SCOW takes community caretaker case involving motorist sleeping at drive-thru

State v. Michael Gene Wiskowski, 2021AP2105, review of a per curiam court of appeals decision granted 9/26/23; case activity (including briefs, PFR and response)

Issues presented (from the PFR):

When the report of a person sleeping in a car while waiting in line at a drive thru is contradicted by the officer’s observation of the car driving on the road without any traffic violations, is there reasonable suspicion to stop the car or can police justify the stop based on the community caretaker doctrine?

After the stop, when the driver provides a reasonable explanation, can the officer use the community caretaker doctrine to extend the stop to perform field sobriety tests?

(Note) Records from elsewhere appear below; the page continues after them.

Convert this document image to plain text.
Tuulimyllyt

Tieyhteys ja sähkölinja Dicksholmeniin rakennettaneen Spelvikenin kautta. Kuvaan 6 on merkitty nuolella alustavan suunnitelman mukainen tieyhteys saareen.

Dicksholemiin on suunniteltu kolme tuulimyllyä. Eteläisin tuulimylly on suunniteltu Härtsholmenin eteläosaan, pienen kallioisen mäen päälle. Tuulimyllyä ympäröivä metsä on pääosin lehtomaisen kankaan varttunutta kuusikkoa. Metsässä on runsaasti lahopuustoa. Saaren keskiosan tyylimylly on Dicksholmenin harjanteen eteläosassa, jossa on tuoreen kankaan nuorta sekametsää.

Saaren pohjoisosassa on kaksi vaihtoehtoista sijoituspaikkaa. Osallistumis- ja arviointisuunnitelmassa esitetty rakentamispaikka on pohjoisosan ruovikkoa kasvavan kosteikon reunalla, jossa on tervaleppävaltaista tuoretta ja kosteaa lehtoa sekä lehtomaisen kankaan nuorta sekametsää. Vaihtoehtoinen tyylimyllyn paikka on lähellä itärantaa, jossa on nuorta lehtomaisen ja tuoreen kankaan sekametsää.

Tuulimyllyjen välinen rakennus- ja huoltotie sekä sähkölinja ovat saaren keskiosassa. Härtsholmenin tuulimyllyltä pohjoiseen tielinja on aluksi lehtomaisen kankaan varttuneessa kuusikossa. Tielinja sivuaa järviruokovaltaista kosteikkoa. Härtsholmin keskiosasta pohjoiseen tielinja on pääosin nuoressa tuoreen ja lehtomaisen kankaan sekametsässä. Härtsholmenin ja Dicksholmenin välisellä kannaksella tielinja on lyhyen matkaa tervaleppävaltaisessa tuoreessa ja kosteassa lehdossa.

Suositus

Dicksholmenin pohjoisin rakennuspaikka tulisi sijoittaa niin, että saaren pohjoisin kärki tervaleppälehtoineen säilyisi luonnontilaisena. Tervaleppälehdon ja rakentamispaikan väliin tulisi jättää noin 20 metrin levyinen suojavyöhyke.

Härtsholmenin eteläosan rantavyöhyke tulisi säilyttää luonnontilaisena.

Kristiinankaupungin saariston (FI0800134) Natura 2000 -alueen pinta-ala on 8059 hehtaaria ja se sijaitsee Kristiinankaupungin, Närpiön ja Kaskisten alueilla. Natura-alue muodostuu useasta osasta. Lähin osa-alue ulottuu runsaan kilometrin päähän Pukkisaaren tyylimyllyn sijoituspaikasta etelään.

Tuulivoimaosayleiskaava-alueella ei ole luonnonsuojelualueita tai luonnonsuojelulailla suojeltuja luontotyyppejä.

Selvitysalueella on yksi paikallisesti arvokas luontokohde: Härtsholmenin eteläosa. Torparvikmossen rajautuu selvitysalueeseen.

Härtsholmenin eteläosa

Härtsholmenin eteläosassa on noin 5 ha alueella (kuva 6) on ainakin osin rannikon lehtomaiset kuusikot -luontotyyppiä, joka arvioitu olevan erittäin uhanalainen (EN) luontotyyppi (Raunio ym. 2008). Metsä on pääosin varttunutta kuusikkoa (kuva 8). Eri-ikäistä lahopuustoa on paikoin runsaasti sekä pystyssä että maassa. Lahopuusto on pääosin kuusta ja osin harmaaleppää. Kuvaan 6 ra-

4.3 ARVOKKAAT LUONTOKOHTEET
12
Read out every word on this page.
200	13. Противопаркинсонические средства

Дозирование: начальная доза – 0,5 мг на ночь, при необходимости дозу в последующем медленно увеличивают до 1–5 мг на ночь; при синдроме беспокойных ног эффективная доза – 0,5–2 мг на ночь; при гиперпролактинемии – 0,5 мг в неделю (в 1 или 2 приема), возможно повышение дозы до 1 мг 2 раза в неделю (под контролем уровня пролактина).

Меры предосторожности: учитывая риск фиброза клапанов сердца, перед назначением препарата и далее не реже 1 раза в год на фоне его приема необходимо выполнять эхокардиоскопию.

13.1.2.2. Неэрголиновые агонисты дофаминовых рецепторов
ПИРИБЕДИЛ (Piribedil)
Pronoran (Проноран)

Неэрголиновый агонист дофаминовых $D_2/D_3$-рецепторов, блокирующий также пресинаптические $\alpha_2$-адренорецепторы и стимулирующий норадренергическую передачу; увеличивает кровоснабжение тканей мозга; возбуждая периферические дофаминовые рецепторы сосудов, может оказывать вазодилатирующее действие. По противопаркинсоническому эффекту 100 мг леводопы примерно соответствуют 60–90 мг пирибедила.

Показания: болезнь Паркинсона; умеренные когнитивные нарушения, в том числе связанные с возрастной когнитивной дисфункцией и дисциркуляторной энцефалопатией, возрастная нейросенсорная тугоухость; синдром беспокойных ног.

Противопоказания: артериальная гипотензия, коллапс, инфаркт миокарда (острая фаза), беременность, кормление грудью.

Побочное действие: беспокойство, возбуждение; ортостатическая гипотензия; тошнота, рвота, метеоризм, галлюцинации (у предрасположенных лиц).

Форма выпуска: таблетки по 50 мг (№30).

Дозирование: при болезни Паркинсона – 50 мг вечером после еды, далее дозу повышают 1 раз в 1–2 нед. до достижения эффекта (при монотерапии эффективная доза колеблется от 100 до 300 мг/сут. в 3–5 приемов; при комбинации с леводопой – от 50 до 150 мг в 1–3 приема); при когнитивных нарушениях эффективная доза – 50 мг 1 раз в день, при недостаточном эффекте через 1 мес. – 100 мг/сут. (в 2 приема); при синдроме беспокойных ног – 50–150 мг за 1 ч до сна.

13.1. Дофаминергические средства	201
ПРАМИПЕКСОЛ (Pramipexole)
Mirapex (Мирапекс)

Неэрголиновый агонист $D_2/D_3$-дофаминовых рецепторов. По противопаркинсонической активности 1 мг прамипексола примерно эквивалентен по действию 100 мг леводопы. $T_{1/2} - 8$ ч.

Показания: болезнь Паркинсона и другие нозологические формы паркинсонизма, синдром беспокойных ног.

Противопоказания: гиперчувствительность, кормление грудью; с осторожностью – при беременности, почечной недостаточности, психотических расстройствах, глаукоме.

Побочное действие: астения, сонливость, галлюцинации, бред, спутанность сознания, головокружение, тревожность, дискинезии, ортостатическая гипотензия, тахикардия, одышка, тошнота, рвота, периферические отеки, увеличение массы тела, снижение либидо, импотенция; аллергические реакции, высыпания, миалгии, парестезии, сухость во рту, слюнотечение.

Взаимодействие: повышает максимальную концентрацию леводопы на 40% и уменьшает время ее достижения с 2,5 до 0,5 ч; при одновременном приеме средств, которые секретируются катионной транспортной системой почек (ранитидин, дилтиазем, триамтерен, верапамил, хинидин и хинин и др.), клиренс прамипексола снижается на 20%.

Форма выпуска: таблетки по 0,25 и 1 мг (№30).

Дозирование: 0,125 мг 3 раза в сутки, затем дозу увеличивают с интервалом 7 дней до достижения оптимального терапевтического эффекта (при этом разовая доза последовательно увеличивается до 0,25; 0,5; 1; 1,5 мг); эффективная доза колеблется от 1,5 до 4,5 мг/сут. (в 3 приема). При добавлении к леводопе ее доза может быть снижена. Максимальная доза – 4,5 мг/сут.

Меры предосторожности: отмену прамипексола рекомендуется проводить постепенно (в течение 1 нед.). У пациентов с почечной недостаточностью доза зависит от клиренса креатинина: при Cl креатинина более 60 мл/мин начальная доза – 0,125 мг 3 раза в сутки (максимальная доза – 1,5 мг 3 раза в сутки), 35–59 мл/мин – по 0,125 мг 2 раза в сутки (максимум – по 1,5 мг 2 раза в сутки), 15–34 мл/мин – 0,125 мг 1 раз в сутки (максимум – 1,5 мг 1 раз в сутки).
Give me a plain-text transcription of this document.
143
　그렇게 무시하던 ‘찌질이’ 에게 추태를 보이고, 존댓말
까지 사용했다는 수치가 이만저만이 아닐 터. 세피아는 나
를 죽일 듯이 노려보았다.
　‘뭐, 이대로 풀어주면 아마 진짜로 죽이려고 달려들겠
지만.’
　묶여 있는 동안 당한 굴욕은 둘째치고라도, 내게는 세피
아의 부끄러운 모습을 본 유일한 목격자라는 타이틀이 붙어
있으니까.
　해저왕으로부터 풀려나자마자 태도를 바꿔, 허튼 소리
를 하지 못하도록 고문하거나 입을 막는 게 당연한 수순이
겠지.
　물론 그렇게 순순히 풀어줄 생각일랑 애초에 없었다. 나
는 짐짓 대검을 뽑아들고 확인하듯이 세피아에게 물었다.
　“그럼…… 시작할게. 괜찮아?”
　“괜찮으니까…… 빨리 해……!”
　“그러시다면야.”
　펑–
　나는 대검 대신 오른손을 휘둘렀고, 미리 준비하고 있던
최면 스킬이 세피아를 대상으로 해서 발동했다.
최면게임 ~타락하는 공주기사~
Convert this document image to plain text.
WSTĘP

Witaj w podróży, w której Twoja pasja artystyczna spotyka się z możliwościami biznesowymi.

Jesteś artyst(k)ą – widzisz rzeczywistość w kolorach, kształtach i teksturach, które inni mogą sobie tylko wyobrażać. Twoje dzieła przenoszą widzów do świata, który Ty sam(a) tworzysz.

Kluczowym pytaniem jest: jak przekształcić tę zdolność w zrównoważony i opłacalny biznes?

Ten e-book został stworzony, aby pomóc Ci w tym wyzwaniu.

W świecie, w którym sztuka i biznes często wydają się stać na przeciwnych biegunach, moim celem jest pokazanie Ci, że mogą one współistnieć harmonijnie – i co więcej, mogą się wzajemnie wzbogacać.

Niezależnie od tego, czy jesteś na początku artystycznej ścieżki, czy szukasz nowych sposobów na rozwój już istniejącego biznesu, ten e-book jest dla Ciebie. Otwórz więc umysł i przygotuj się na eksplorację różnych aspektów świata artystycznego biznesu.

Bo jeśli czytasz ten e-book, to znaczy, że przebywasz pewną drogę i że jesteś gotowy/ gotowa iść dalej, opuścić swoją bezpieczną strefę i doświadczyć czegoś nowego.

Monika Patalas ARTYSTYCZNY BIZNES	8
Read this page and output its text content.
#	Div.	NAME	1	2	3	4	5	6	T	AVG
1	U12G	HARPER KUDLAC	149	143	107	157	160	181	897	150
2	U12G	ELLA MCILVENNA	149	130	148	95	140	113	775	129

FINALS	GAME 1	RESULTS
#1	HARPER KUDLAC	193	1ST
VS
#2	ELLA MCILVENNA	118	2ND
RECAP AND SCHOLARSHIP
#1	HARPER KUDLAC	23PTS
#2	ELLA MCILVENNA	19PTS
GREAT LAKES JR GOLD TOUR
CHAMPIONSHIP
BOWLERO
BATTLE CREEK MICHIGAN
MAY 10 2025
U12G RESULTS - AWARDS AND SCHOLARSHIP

Dispatch sent an officer to investigate a driver asleep at the wheel of his truck, parked in the McDonald’s drive-thru parking lot. The officer got to the scene about a minute later and saw the truck leave the drive-thru window and make a legal left turn onto the street. The officer stopped the truck and approached the driver. Wiskowski turned over his license upon request, and explained that he was a welder who had been working for about the past 24 hours. The officer then consulted with a supervisor, who said it was permissible to ask Wiskowski to exit the truck. When Wiskowski got out, he stumbled, and the officer could, for the first time, smell intoxicants on his breath. Wiskowski was eventually arrested for OWI.

He argued in the circuit court and the court of appeals that there was no valid basis to stop his truck because, despite the report he’d been sleeping in the drive-thru lot, the officer saw him driving normally before pulling him over. Further, even assuming the initial stop was permissible, Wiskowski argued that once he’d told the officer about his fatigue and failed to exhibit signs of intoxication (before he was taken out of the truck), there was no reason for his detention to continue.

The state’s response, accepted by both lower courts, is that both the commencement and the continuation of the stop were lawful “community caretaker” responses to the situation. Our state’s appellate courts have long applied this doctrine by way of a three-part test: “the court must determine: (1) whether a seizure under the Fourth Amendment has occurred; (2) if so, whether the officer was acting as a bona fide community caretaker; and (3) if so, whether the public need and interest outweigh the intrusion upon the privacy of the individual.” State v. Kramer, 2009 WI 14, ¶21, 315 Wis. 2d 414, 759 N.W.2d 598.

It’s not clear what prompted SCOW to take this case. Neither party suggests a change in the law is necessary, or even that this case falls into some previously gray area. SCOTUS did recently tackle the community caretaker doctrine in Caniglia v. Strom, 141 S. Ct. 1596 (2021). But Wisconsin courts have chugged along since on the theory that Caniglia didn’t change anything about community caretaker traffic stops; it just said community caretaker concerns can’t get police into the home. We’ve suggested otherwise; we’ll see what SCOW says.